International Steels Ltd: 3QFY21 review – Exceptional gross margins led to earnings beat
- 3Q results came in above our projected EPS of PKR4.71, with the major variance from higher-than-expected gross margins
- Partial Inventory held at lower prices helped boost margins
- Sales volume declined qoq, due to increase in prices
International Steels Ltd (ISL) has posted a NPAT of PKR2.37bn (EPS: PKR5.47) in 3QFY21, compared with a NPAT of PKR0.19bn (EPS: PKR0.44) SPLY, up 7% qoq and a staggering 13x yoy. This has taken the aggregate 9MFY21 NPAT to PKR5.15bn (EPS: PKR11.84), compared with a 9MFY20 NPAT of PKR0.65bn (EPS: PKR1.51). The 3Q result has come in above our projected EPS of PKR4.71, with the major variance stemming from higher-than-expected gross margins (probably due to lower realised prices of HRC and inventory gains).
Net revenue has clocked in at PKR17.4bn, up 33% yoy (flat qoq), due to the surge in global and hence local CRC/HDGC prices (up 39%/44% yoy). However, we suspect sales volume declined qoq, as the net revenue is flat qoq despite local CRC/HDGC prices increasing 18%/17% qoq. Thus, the revenue has come in below our expectation of PKR21bn.
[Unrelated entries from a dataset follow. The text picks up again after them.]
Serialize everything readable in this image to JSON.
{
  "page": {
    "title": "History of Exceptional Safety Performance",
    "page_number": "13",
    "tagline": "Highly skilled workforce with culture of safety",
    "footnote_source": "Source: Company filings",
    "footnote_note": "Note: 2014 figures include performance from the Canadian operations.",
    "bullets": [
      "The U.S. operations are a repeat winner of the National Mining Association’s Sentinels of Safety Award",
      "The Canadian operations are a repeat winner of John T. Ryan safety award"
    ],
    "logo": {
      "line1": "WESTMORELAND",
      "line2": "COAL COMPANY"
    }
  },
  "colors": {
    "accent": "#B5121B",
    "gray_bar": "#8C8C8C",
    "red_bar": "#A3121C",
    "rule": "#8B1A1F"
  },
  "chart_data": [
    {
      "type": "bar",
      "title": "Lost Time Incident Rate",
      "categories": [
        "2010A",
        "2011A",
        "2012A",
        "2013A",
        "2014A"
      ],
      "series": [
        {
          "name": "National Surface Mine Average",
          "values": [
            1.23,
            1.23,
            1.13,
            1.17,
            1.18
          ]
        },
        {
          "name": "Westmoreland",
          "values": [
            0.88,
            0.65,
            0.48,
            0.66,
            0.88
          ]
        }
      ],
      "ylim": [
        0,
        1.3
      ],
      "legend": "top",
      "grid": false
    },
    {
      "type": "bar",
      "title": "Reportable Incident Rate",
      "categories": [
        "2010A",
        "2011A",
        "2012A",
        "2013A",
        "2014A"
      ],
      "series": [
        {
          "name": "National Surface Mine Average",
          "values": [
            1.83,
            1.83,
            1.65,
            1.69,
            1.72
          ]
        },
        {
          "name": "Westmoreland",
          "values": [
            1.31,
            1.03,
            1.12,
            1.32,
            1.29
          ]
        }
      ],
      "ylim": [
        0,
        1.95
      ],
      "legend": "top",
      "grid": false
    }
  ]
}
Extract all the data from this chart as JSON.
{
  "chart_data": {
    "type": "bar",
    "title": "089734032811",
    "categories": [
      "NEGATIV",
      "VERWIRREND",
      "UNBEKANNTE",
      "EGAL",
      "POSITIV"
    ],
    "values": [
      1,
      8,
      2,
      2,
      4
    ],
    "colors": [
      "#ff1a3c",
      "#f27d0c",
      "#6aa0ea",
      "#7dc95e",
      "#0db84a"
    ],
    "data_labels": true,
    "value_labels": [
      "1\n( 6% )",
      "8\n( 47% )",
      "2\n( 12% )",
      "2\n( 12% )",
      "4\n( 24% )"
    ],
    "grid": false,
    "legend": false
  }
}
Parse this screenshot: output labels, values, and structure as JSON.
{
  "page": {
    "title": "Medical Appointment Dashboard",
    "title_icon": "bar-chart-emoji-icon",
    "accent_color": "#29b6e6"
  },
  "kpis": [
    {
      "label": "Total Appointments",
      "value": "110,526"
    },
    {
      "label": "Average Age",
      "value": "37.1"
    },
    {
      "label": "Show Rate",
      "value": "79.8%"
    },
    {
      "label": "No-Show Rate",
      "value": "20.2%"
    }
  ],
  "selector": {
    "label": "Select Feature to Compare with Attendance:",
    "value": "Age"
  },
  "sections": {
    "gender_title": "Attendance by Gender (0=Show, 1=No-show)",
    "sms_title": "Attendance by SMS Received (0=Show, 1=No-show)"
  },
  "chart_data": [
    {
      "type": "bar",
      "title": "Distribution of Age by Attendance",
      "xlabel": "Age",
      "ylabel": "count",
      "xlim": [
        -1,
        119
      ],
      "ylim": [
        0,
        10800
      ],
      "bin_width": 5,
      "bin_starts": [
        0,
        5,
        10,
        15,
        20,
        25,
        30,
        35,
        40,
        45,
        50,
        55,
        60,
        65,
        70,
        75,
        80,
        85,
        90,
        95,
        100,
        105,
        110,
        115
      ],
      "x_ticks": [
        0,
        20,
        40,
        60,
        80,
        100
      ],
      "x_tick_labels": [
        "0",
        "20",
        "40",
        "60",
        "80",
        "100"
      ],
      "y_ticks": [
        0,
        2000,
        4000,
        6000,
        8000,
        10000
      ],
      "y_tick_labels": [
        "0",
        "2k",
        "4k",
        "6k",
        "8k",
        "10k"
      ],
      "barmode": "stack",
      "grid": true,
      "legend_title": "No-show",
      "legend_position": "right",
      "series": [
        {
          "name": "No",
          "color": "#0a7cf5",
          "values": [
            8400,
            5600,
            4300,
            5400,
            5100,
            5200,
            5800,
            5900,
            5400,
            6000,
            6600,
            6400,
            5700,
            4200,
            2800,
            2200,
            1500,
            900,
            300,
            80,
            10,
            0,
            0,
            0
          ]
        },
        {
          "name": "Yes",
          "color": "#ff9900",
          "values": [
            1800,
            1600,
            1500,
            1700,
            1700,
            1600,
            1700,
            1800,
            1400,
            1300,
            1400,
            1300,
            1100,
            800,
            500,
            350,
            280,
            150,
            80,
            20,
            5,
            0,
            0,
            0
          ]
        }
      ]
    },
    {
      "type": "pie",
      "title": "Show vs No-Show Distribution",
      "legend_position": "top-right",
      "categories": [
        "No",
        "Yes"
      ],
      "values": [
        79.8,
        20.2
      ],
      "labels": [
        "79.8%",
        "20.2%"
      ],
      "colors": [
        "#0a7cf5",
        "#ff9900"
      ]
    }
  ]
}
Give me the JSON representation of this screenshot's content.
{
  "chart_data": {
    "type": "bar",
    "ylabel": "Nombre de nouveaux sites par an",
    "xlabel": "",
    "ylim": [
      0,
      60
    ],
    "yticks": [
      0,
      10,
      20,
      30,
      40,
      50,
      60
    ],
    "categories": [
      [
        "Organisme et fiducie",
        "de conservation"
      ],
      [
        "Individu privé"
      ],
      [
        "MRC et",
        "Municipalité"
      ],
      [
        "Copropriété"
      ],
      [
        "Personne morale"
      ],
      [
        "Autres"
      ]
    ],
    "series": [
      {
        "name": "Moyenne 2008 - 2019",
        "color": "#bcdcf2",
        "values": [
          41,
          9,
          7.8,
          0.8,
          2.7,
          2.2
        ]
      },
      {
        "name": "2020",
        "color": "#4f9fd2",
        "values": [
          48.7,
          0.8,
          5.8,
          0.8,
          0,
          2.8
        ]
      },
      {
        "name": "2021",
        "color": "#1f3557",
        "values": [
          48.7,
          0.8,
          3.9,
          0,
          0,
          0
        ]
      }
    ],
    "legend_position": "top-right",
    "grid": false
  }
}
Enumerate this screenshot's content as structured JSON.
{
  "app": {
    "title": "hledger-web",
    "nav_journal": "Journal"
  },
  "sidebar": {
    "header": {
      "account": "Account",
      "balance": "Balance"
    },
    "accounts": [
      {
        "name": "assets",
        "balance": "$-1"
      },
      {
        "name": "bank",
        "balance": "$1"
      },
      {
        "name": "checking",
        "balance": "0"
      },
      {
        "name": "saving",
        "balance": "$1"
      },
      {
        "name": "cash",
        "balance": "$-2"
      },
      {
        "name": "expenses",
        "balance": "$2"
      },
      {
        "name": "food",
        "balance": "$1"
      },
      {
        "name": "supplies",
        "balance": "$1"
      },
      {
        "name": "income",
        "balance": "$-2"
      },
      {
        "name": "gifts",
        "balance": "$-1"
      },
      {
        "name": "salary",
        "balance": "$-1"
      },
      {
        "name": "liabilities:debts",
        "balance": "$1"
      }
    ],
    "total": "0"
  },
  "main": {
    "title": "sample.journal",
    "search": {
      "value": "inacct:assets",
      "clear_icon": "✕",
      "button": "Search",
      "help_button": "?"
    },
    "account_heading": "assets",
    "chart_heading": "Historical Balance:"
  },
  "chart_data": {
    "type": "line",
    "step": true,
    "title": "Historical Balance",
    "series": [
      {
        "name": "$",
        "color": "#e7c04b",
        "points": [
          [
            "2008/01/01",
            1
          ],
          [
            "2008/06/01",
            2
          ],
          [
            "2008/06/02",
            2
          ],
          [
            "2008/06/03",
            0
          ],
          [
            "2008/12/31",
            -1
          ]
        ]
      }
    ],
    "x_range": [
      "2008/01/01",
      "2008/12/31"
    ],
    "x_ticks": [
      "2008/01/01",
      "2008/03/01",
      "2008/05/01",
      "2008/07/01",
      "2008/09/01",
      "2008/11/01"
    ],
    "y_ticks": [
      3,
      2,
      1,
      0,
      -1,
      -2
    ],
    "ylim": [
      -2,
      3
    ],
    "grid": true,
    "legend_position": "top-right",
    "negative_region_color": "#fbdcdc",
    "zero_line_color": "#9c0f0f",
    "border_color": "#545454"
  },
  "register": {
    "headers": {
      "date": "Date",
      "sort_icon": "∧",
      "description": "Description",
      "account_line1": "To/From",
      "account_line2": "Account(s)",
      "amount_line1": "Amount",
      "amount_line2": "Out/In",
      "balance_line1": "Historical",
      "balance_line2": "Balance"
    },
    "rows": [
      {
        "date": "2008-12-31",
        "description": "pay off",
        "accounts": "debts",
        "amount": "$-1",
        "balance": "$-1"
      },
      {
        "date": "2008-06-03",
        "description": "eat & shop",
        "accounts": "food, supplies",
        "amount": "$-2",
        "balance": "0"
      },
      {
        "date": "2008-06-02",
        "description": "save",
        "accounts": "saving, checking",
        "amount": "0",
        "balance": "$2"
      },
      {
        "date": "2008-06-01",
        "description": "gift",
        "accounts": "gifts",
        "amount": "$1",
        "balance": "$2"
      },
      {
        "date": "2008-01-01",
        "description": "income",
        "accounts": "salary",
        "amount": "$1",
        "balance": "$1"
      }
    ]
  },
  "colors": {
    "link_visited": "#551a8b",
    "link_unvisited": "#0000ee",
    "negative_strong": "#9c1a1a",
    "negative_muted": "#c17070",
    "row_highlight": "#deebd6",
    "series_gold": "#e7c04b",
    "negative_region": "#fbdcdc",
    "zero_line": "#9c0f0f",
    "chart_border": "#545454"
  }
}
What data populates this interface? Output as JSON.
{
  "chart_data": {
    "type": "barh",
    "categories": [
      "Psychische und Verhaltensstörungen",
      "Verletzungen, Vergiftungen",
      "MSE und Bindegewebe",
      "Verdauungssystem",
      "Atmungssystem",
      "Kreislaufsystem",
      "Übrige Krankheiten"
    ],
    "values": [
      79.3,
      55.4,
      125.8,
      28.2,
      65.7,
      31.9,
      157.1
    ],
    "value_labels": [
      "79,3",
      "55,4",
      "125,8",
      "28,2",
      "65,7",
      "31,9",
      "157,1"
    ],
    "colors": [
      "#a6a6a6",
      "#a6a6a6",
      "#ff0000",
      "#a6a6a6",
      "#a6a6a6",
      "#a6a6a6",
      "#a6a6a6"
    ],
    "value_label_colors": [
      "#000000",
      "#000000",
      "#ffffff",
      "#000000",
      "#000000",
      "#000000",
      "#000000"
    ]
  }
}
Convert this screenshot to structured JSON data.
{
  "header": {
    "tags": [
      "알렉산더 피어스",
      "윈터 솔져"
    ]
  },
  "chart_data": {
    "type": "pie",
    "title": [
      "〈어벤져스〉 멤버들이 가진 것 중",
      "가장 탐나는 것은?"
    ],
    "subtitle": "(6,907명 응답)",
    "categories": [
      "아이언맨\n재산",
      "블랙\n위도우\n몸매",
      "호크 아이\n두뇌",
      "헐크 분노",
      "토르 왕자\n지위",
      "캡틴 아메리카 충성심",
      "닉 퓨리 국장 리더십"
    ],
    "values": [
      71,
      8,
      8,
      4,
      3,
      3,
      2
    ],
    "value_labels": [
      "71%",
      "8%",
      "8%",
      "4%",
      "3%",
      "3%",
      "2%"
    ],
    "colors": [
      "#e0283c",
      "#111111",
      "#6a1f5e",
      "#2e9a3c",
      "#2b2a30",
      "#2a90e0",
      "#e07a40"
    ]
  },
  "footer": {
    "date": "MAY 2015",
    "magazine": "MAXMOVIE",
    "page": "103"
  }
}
ISL has posted gross margins of c.24% in 3Q, well above our expectation of 17%. The deviation may have stemmed from the company acquiring HRC at much lower prices in the previous quarter (as HRC prices rose 16% qoq in 3Q). ISL was able to increase its gross margins by a staggering c.15ppt yoy and c.4ppt qoq, on the back of inventory gains and unusually high CRC-HRC spreads of US$125/ton.
Distribution and Administration expenses have come in at PKR257mn (up 64% qoq) and PKR131mn (47% qoq), respectively. Higher distribution expenses could be explained by greater exports in 3Q. We await the availability of quarterly accounts for further clarity on these items.
Finance cost was broadly in line with expectations at PKR158mn, down 60% yoy, largely because of lower interest rates. The effective tax rate was 29%.
ISL has posted an impressive result, on the back of strong gross margins with high CRC-HRC spreads (c.US$125/ton) and inventory gains. Even though we expect gross margins to decrease in the absence of inventory gains and normalised CRC-HRC spreads in subsequent quarters, we have a favorable view on the stock for its long-term demand outlook (rising construction activity and import substitution). We thus have a Buy rating on the stock with a June 2022 TP of PKR109.0/sh.